Sifat kelompok akan menentukan penerimaan kelompok. Orang yang memiliki keterampilan sosial yang sesuai dengan kelompok, besar kemungkinan memperoleh penerimaan. Olahraga merupakan salah satu keterampilan yang mendukung untuk mendapatkan penerimaan. Hal ini dikuatkan oleh pendapat Rice (1996) yang mengatakan bahwa remaja laki-laki yang berprestasi dalam bidang olah raga mudah memperoleh penerimaan daripada remaja yang hanya berprestasi dalam bidang akademik.

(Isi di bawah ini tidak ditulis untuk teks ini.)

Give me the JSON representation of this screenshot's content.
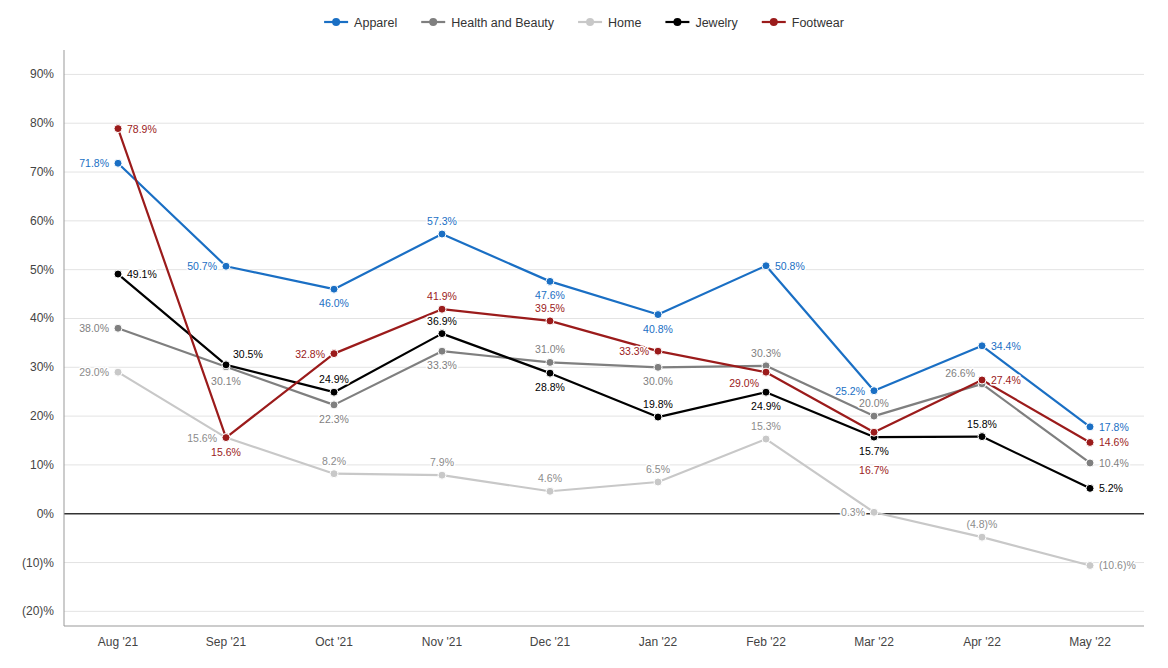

Menurut Hurlock (1978) remaja melakukan hal-hal yang sesuai dengan nilai-nilai kelompok akan memperoleh penerimaan sosial lebih besar. Prioritas nilai kelompok remaja putera dan kelompok remaja putri cenderung berbeda. Kelompok remaja puteri sangat mengutamakan penampilan dan kelompok remaja putera lebih menekankan nilai keberanian. Remaja puteri yang berpenampilan menarik lebih mudah mendapatkan penerimaan daripada remaja putri yang berpenampilan buruk. Sedangkan dalam kelompok remaja putera, remaja putera yang sangat baik hati dan sopan cenderung kurang diterima karena remaja ini menolak tindakan yang mengandung resiko, misalnya kebut-kebutan, mabuk-mabukan, berkelahi. Remaja ini dinilai kurang berani menghadapi tantangan.
e. Status sosial ekonomi
Status sosial ekonomi juga ikut berpengaruh dalam penerimaan dan penolakan dalam kelompok teman sebaya. Tinggi rendahnya status sosial orang tua ikut menentukan penerimaan remaja dalam kelompoknya. Lulf (Hurlock, 1978: 98) menjelaskan bahwa status sosial ekonomi adalah suatu ukuran yang penting untuk menentukan bagaimana seseorang memandang orang lain. Orang cenderung menghargai mereka yang berpenghasilan tinggi dan kurang menghargai yang berpenghasilan rendah.
Remaja yang kurang diterima dalam kelompok biasanya yang memiliki status sosial ekonomi orangtua yang rendah. sehingga mereka cenderung bersikap minder, menutup diri, kurang percaya diri karena merasa tidak disenangi kelompok. Sebaliknya remaja yang status sosial ekonominya orang tuanya tinggi akan lebih mudah diterima dalam kelompok.
f. Budaya
Faktor budaya ikut mempengaruhi penerimaan seseorang. Perbedaan budaya akan sangat berpengaruhi pada penerimaan maupun penolakan seseorang. Orang perlu memahami dan menyesuaikan diri dengan budaya lain sebelum orang tersebut tinggal bersama dengan masyarakat yang berbeda budaya dengan dirinya. Misalnya seorang remaja Flores yang mau bergabung dengan remaja Jawa perlu mempelajari budaya Jawa supaya remaja tersebut diterima dalam kelompok.